I, in turn, have become dragon daughter, the generational inverse of the dragon moms who fight for their ill and diseased children. I’ve discovered this new aspect of myself, this person who coordinates doctor’s appointments, makes clear demands of nurses, argues with pharmacists, prints off calendars and tapes them to fridge doors to manage schedules. I am fierce, loyal and devoted, and more organized than I even thought was possible.
The challenge is to reconcile this new mom, who has shrunk from 5’8” to under 5’3” and can’t get across the room without her walker, with the mom of my childhood. The mom who ran into the ocean, purse and camera in hand, and pulled me out by one arm when I got caught by a wave on a family vacation in California. The mom who stepped in front of a cow charging at my brother and shocked everyone, including the cow. The mom who juggled her career as an educator with running a home and managing a mentally ill son. The mom who loaded the neighbourhood kids into the back of the Ford Ranchero for bottle drives and took a detour along winding bumpy back roads, kids and bottles rolling around in the box.

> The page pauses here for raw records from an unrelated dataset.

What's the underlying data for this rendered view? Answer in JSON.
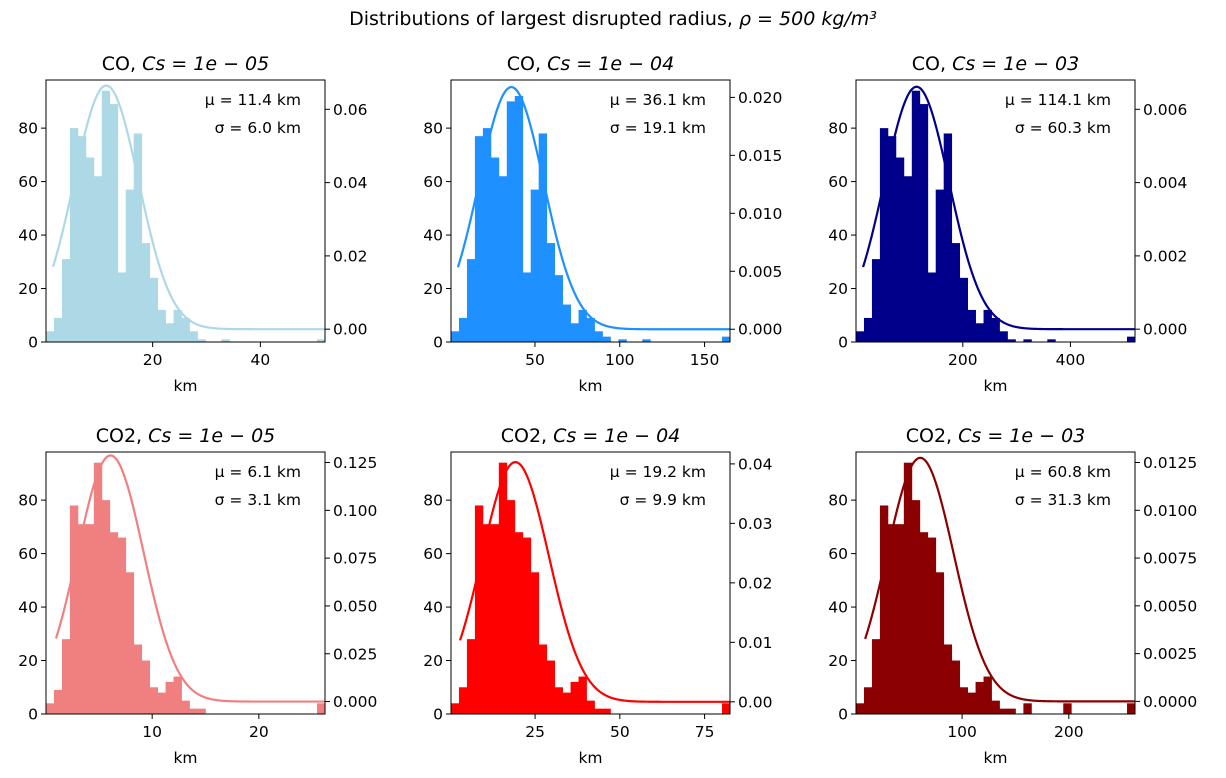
{
  "figure": {
    "suptitle_prefix": "Distributions of largest disrupted radius, ",
    "suptitle_math": "ρ = 500 kg/m³"
  },
  "chart_data": [
    {
      "type": "bar",
      "title_prefix": "CO, ",
      "title_math": "Cs = 1e − 05",
      "xlabel": "km",
      "xlim": [
        0.2,
        52
      ],
      "ylim": [
        0,
        98
      ],
      "y2lim": [
        -0.0035,
        0.068
      ],
      "xticks": [
        20,
        40
      ],
      "yticks": [
        0,
        20,
        40,
        60,
        80
      ],
      "y2ticks": [
        0.0,
        0.02,
        0.04,
        0.06
      ],
      "y2tick_labels": [
        "0.00",
        "0.02",
        "0.04",
        "0.06"
      ],
      "color": "#add8e6",
      "mu": 11.4,
      "sigma": 6.0,
      "mu_label": "μ = 11.4 km",
      "sigma_label": "σ = 6.0 km",
      "bin_range": [
        0.2,
        52
      ],
      "counts": [
        4,
        9,
        31,
        80,
        77,
        69,
        62,
        94,
        89,
        26,
        57,
        78,
        37,
        24,
        12,
        7,
        12,
        9,
        4,
        1,
        0,
        0,
        1,
        0,
        0,
        0,
        0,
        0,
        0,
        0,
        0,
        0,
        0,
        0,
        1
      ]
    },
    {
      "type": "bar",
      "title_prefix": "CO, ",
      "title_math": "Cs = 1e − 04",
      "xlabel": "km",
      "xlim": [
        0.5,
        165
      ],
      "ylim": [
        0,
        98
      ],
      "y2lim": [
        -0.0011,
        0.0215
      ],
      "xticks": [
        50,
        100,
        150
      ],
      "yticks": [
        0,
        20,
        40,
        60,
        80
      ],
      "y2ticks": [
        0.0,
        0.005,
        0.01,
        0.015,
        0.02
      ],
      "y2tick_labels": [
        "0.000",
        "0.005",
        "0.010",
        "0.015",
        "0.020"
      ],
      "color": "#1e90ff",
      "mu": 36.1,
      "sigma": 19.1,
      "mu_label": "μ = 36.1 km",
      "sigma_label": "σ = 19.1 km",
      "bin_range": [
        0.5,
        165
      ],
      "counts": [
        4,
        9,
        31,
        77,
        80,
        69,
        62,
        90,
        92,
        26,
        57,
        78,
        37,
        25,
        14,
        7,
        12,
        9,
        4,
        2,
        0,
        1,
        0,
        0,
        1,
        0,
        0,
        0,
        0,
        0,
        0,
        0,
        0,
        0,
        2
      ]
    },
    {
      "type": "bar",
      "title_prefix": "CO, ",
      "title_math": "Cs = 1e − 03",
      "xlabel": "km",
      "xlim": [
        1.5,
        520
      ],
      "ylim": [
        0,
        98
      ],
      "y2lim": [
        -0.00035,
        0.0068
      ],
      "xticks": [
        200,
        400
      ],
      "yticks": [
        0,
        20,
        40,
        60,
        80
      ],
      "y2ticks": [
        0.0,
        0.002,
        0.004,
        0.006
      ],
      "y2tick_labels": [
        "0.000",
        "0.002",
        "0.004",
        "0.006"
      ],
      "color": "#00008b",
      "mu": 114.1,
      "sigma": 60.3,
      "mu_label": "μ = 114.1 km",
      "sigma_label": "σ = 60.3 km",
      "bin_range": [
        1.5,
        520
      ],
      "counts": [
        4,
        9,
        31,
        80,
        77,
        69,
        62,
        94,
        89,
        26,
        57,
        78,
        37,
        24,
        12,
        7,
        12,
        9,
        4,
        1,
        0,
        1,
        0,
        0,
        1,
        0,
        0,
        0,
        0,
        0,
        0,
        0,
        0,
        0,
        2
      ]
    },
    {
      "type": "bar",
      "title_prefix": "CO2, ",
      "title_math": "Cs = 1e − 05",
      "xlabel": "km",
      "xlim": [
        0.05,
        26.2
      ],
      "ylim": [
        0,
        98
      ],
      "y2lim": [
        -0.0065,
        0.1305
      ],
      "xticks": [
        10,
        20
      ],
      "yticks": [
        0,
        20,
        40,
        60,
        80
      ],
      "y2ticks": [
        0.0,
        0.025,
        0.05,
        0.075,
        0.1,
        0.125
      ],
      "y2tick_labels": [
        "0.000",
        "0.025",
        "0.050",
        "0.075",
        "0.100",
        "0.125"
      ],
      "color": "#f08080",
      "mu": 6.1,
      "sigma": 3.1,
      "mu_label": "μ = 6.1 km",
      "sigma_label": "σ = 3.1 km",
      "bin_range": [
        0.05,
        26.2
      ],
      "counts": [
        4,
        9,
        28,
        78,
        71,
        71,
        94,
        80,
        68,
        66,
        53,
        26,
        20,
        10,
        8,
        12,
        14,
        5,
        2,
        2,
        0,
        0,
        0,
        0,
        0,
        0,
        0,
        0,
        0,
        0,
        0,
        0,
        0,
        0,
        4
      ]
    },
    {
      "type": "bar",
      "title_prefix": "CO2, ",
      "title_math": "Cs = 1e − 04",
      "xlabel": "km",
      "xlim": [
        0.2,
        82.5
      ],
      "ylim": [
        0,
        98
      ],
      "y2lim": [
        -0.00205,
        0.042
      ],
      "xticks": [
        25,
        50,
        75
      ],
      "yticks": [
        0,
        20,
        40,
        60,
        80
      ],
      "y2ticks": [
        0.0,
        0.01,
        0.02,
        0.03,
        0.04
      ],
      "y2tick_labels": [
        "0.00",
        "0.01",
        "0.02",
        "0.03",
        "0.04"
      ],
      "color": "#ff0000",
      "mu": 19.2,
      "sigma": 9.9,
      "mu_label": "μ = 19.2 km",
      "sigma_label": "σ = 9.9 km",
      "bin_range": [
        0.2,
        82.5
      ],
      "counts": [
        4,
        10,
        28,
        78,
        71,
        71,
        94,
        80,
        68,
        66,
        53,
        26,
        20,
        10,
        8,
        12,
        14,
        5,
        2,
        2,
        0,
        0,
        0,
        0,
        0,
        0,
        0,
        0,
        0,
        0,
        0,
        0,
        0,
        0,
        4
      ]
    },
    {
      "type": "bar",
      "title_prefix": "CO2, ",
      "title_math": "Cs = 1e − 03",
      "xlabel": "km",
      "xlim": [
        0.6,
        262
      ],
      "ylim": [
        0,
        98
      ],
      "y2lim": [
        -0.00066,
        0.01305
      ],
      "xticks": [
        100,
        200
      ],
      "yticks": [
        0,
        20,
        40,
        60,
        80
      ],
      "y2ticks": [
        0.0,
        0.0025,
        0.005,
        0.0075,
        0.01,
        0.0125
      ],
      "y2tick_labels": [
        "0.0000",
        "0.0025",
        "0.0050",
        "0.0075",
        "0.0100",
        "0.0125"
      ],
      "color": "#8b0000",
      "mu": 60.8,
      "sigma": 31.3,
      "mu_label": "μ = 60.8 km",
      "sigma_label": "σ = 31.3 km",
      "bin_range": [
        0.6,
        262
      ],
      "counts": [
        4,
        10,
        28,
        78,
        71,
        71,
        94,
        80,
        68,
        66,
        53,
        26,
        20,
        10,
        8,
        12,
        14,
        5,
        2,
        2,
        0,
        4,
        0,
        0,
        0,
        0,
        4,
        0,
        0,
        0,
        0,
        0,
        0,
        0,
        4
      ]
    }
  ]
}
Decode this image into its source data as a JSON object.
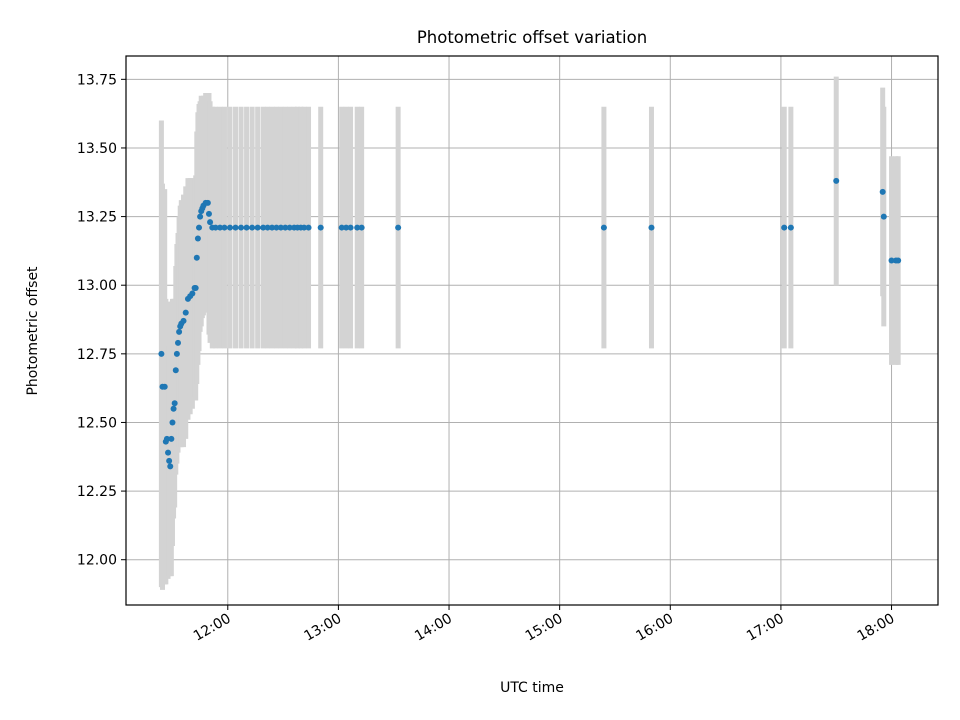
{
  "chart_data": {
    "type": "scatter",
    "title": "Photometric offset variation",
    "xlabel": "UTC time",
    "ylabel": "Photometric offset",
    "x_unit": "UTC time (decimal hours)",
    "xlim": [
      11.08,
      18.42
    ],
    "ylim": [
      11.835,
      13.835
    ],
    "x_ticks": [
      {
        "value": 12,
        "label": "12:00"
      },
      {
        "value": 13,
        "label": "13:00"
      },
      {
        "value": 14,
        "label": "14:00"
      },
      {
        "value": 15,
        "label": "15:00"
      },
      {
        "value": 16,
        "label": "16:00"
      },
      {
        "value": 17,
        "label": "17:00"
      },
      {
        "value": 18,
        "label": "18:00"
      }
    ],
    "y_ticks": [
      {
        "value": 12.0,
        "label": "12.00"
      },
      {
        "value": 12.25,
        "label": "12.25"
      },
      {
        "value": 12.5,
        "label": "12.50"
      },
      {
        "value": 12.75,
        "label": "12.75"
      },
      {
        "value": 13.0,
        "label": "13.00"
      },
      {
        "value": 13.25,
        "label": "13.25"
      },
      {
        "value": 13.5,
        "label": "13.50"
      },
      {
        "value": 13.75,
        "label": "13.75"
      }
    ],
    "grid": true,
    "legend": "none",
    "marker_color": "#1f77b4",
    "error_bar_color": "#d3d3d3",
    "series": [
      {
        "points": [
          [
            11.4,
            12.75,
            0.85
          ],
          [
            11.41,
            12.63,
            0.74
          ],
          [
            11.43,
            12.63,
            0.72
          ],
          [
            11.44,
            12.43,
            0.52
          ],
          [
            11.45,
            12.44,
            0.5
          ],
          [
            11.46,
            12.39,
            0.46
          ],
          [
            11.47,
            12.36,
            0.42
          ],
          [
            11.48,
            12.34,
            0.4
          ],
          [
            11.49,
            12.44,
            0.5
          ],
          [
            11.5,
            12.5,
            0.45
          ],
          [
            11.51,
            12.55,
            0.4
          ],
          [
            11.52,
            12.57,
            0.38
          ],
          [
            11.53,
            12.69,
            0.38
          ],
          [
            11.54,
            12.75,
            0.4
          ],
          [
            11.55,
            12.79,
            0.4
          ],
          [
            11.56,
            12.83,
            0.42
          ],
          [
            11.57,
            12.85,
            0.44
          ],
          [
            11.58,
            12.86,
            0.45
          ],
          [
            11.6,
            12.87,
            0.46
          ],
          [
            11.62,
            12.9,
            0.46
          ],
          [
            11.64,
            12.95,
            0.44
          ],
          [
            11.66,
            12.96,
            0.43
          ],
          [
            11.68,
            12.97,
            0.42
          ],
          [
            11.7,
            12.99,
            0.4
          ],
          [
            11.71,
            12.99,
            0.41
          ],
          [
            11.72,
            13.1,
            0.46
          ],
          [
            11.73,
            13.17,
            0.46
          ],
          [
            11.74,
            13.21,
            0.45
          ],
          [
            11.75,
            13.25,
            0.42
          ],
          [
            11.76,
            13.27,
            0.42
          ],
          [
            11.77,
            13.28,
            0.4
          ],
          [
            11.78,
            13.29,
            0.4
          ],
          [
            11.8,
            13.3,
            0.4
          ],
          [
            11.82,
            13.3,
            0.39
          ],
          [
            11.83,
            13.26,
            0.44
          ],
          [
            11.84,
            13.23,
            0.44
          ],
          [
            11.86,
            13.21,
            0.44
          ],
          [
            11.89,
            13.21,
            0.44
          ],
          [
            11.93,
            13.21,
            0.44
          ],
          [
            11.97,
            13.21,
            0.44
          ],
          [
            12.02,
            13.21,
            0.44
          ],
          [
            12.07,
            13.21,
            0.44
          ],
          [
            12.12,
            13.21,
            0.44
          ],
          [
            12.17,
            13.21,
            0.44
          ],
          [
            12.22,
            13.21,
            0.44
          ],
          [
            12.27,
            13.21,
            0.44
          ],
          [
            12.32,
            13.21,
            0.44
          ],
          [
            12.36,
            13.21,
            0.44
          ],
          [
            12.4,
            13.21,
            0.44
          ],
          [
            12.44,
            13.21,
            0.44
          ],
          [
            12.48,
            13.21,
            0.44
          ],
          [
            12.52,
            13.21,
            0.44
          ],
          [
            12.56,
            13.21,
            0.44
          ],
          [
            12.6,
            13.21,
            0.44
          ],
          [
            12.63,
            13.21,
            0.44
          ],
          [
            12.66,
            13.21,
            0.44
          ],
          [
            12.69,
            13.21,
            0.44
          ],
          [
            12.73,
            13.21,
            0.44
          ],
          [
            12.84,
            13.21,
            0.44
          ],
          [
            13.03,
            13.21,
            0.44
          ],
          [
            13.07,
            13.21,
            0.44
          ],
          [
            13.11,
            13.21,
            0.44
          ],
          [
            13.17,
            13.21,
            0.44
          ],
          [
            13.21,
            13.21,
            0.44
          ],
          [
            13.54,
            13.21,
            0.44
          ],
          [
            15.4,
            13.21,
            0.44
          ],
          [
            15.83,
            13.21,
            0.44
          ],
          [
            17.03,
            13.21,
            0.44
          ],
          [
            17.09,
            13.21,
            0.44
          ],
          [
            17.5,
            13.38,
            0.38
          ],
          [
            17.92,
            13.34,
            0.38
          ],
          [
            17.93,
            13.25,
            0.4
          ],
          [
            18.0,
            13.09,
            0.38
          ],
          [
            18.04,
            13.09,
            0.38
          ],
          [
            18.06,
            13.09,
            0.38
          ]
        ]
      }
    ]
  }
}
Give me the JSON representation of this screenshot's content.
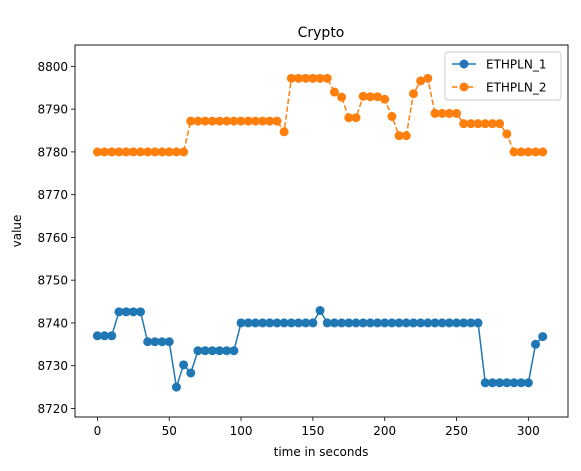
{
  "chart_data": {
    "type": "line",
    "title": "Crypto",
    "xlabel": "time in seconds",
    "ylabel": "value",
    "xlim": [
      -15.6,
      327.6
    ],
    "ylim": [
      8718,
      8805
    ],
    "x_ticks": [
      0,
      50,
      100,
      150,
      200,
      250,
      300
    ],
    "y_ticks": [
      8720,
      8730,
      8740,
      8750,
      8760,
      8770,
      8780,
      8790,
      8800
    ],
    "grid": false,
    "legend_position": "top-right",
    "series": [
      {
        "name": "ETHPLN_1",
        "color": "#1f77b4",
        "line_style": "solid",
        "marker": "circle",
        "x": [
          0,
          5,
          10,
          15,
          20,
          25,
          30,
          35,
          40,
          45,
          50,
          55,
          60,
          65,
          70,
          75,
          80,
          85,
          90,
          95,
          100,
          105,
          110,
          115,
          120,
          125,
          130,
          135,
          140,
          145,
          150,
          155,
          160,
          165,
          170,
          175,
          180,
          185,
          190,
          195,
          200,
          205,
          210,
          215,
          220,
          225,
          230,
          235,
          240,
          245,
          250,
          255,
          260,
          265,
          270,
          275,
          280,
          285,
          290,
          295,
          300,
          305,
          310
        ],
        "y": [
          8737,
          8737,
          8737,
          8742.6,
          8742.6,
          8742.6,
          8742.6,
          8735.6,
          8735.6,
          8735.6,
          8735.6,
          8725,
          8730.2,
          8728.3,
          8733.5,
          8733.5,
          8733.5,
          8733.5,
          8733.5,
          8733.5,
          8740,
          8740,
          8740,
          8740,
          8740,
          8740,
          8740,
          8740,
          8740,
          8740,
          8740,
          8742.9,
          8740,
          8740,
          8740,
          8740,
          8740,
          8740,
          8740,
          8740,
          8740,
          8740,
          8740,
          8740,
          8740,
          8740,
          8740,
          8740,
          8740,
          8740,
          8740,
          8740,
          8740,
          8740,
          8726,
          8726,
          8726,
          8726,
          8726,
          8726,
          8726,
          8735,
          8736.8
        ]
      },
      {
        "name": "ETHPLN_2",
        "color": "#ff7f0e",
        "line_style": "dashed",
        "marker": "circle",
        "x": [
          0,
          5,
          10,
          15,
          20,
          25,
          30,
          35,
          40,
          45,
          50,
          55,
          60,
          65,
          70,
          75,
          80,
          85,
          90,
          95,
          100,
          105,
          110,
          115,
          120,
          125,
          130,
          135,
          140,
          145,
          150,
          155,
          160,
          165,
          170,
          175,
          180,
          185,
          190,
          195,
          200,
          205,
          210,
          215,
          220,
          225,
          230,
          235,
          240,
          245,
          250,
          255,
          260,
          265,
          270,
          275,
          280,
          285,
          290,
          295,
          300,
          305,
          310
        ],
        "y": [
          8780,
          8780,
          8780,
          8780,
          8780,
          8780,
          8780,
          8780,
          8780,
          8780,
          8780,
          8780,
          8780,
          8787.2,
          8787.2,
          8787.2,
          8787.2,
          8787.2,
          8787.2,
          8787.2,
          8787.2,
          8787.2,
          8787.2,
          8787.2,
          8787.2,
          8787.2,
          8784.7,
          8797.2,
          8797.2,
          8797.2,
          8797.2,
          8797.2,
          8797.2,
          8794,
          8792.8,
          8788,
          8788,
          8793,
          8792.9,
          8792.9,
          8792.3,
          8788.3,
          8783.8,
          8783.8,
          8793.6,
          8796.6,
          8797.2,
          8789,
          8789,
          8789,
          8789,
          8786.6,
          8786.6,
          8786.6,
          8786.6,
          8786.6,
          8786.6,
          8784.2,
          8780,
          8780,
          8780,
          8780,
          8780
        ]
      }
    ]
  }
}
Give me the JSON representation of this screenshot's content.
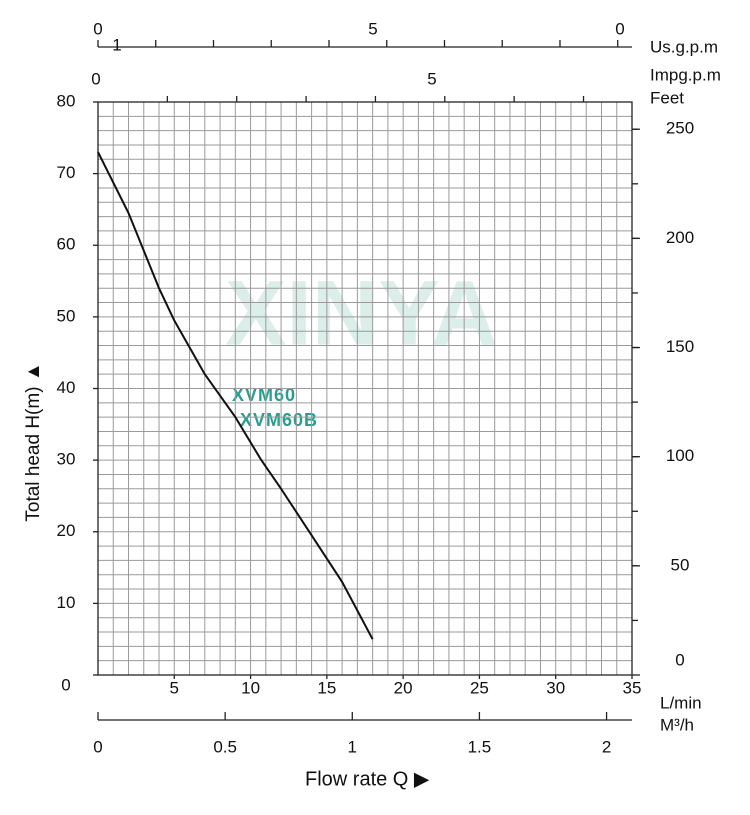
{
  "chart_data": {
    "type": "line",
    "x_label": "Flow rate Q ▶",
    "y_label": "Total head H(m) ▲",
    "x_unit": "L/min",
    "y2_unit": "Feet",
    "x2_unit": "M³/h",
    "top_unit_1": "Us.g.p.m",
    "top_unit_2": "Impg.p.m",
    "top_labels_1": [
      "0",
      "1",
      "5",
      "0"
    ],
    "top_labels_2": [
      "0",
      "5"
    ],
    "watermark": "XINYA",
    "models": [
      "XVM60",
      "XVM60B"
    ],
    "xlim": [
      0,
      35
    ],
    "xticks": [
      5,
      10,
      15,
      20,
      25,
      30,
      35
    ],
    "ylim": [
      0,
      80
    ],
    "yticks": [
      0,
      10,
      20,
      30,
      40,
      50,
      60,
      70,
      80
    ],
    "y2lim": [
      0,
      262.47
    ],
    "y2ticks": [
      0,
      50,
      100,
      150,
      200,
      250
    ],
    "x2lim": [
      0,
      2.1
    ],
    "x2ticks": [
      0,
      0.5,
      1,
      1.5,
      2
    ],
    "grid": true,
    "series": [
      {
        "name": "XVM60",
        "color": "#111111",
        "x": [
          0,
          2,
          4,
          5,
          7,
          9,
          10.7,
          12,
          14,
          16,
          18
        ],
        "values": [
          73,
          64.5,
          54,
          49.5,
          42,
          36,
          30,
          26,
          19.5,
          13,
          5
        ]
      }
    ]
  }
}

The other challenge is to not take my dragon daughter role too seriously. It would be nice to congratulate myself on my selflessness. But it’s not – I’m completely self-involved through all this. I am mourning the loss of the mom I used to know, even as I embrace this silly, hilarious, uncensored new mom. I am mourning my misspent youth. And I am bracing myself for my own descent into old age, even though I am still, comparatively, young. But I take note of my nagging back pain and creaking joints, the slow spread of my upper thighs, the texture of my skin, the creeping sensation that everything is starting to take a little longer, that I’m just a little slower.
I keep a constant mental checklist of do’s and don’ts so I don’t “end up” like my parents: exercise regularly, avoid painkillers, go to the doctor, read the New Yorker, reach forward and touch my toes every day until I can’t anymore, and then try harder. The truth, however, is that we’re all going to end up the same way in the same place.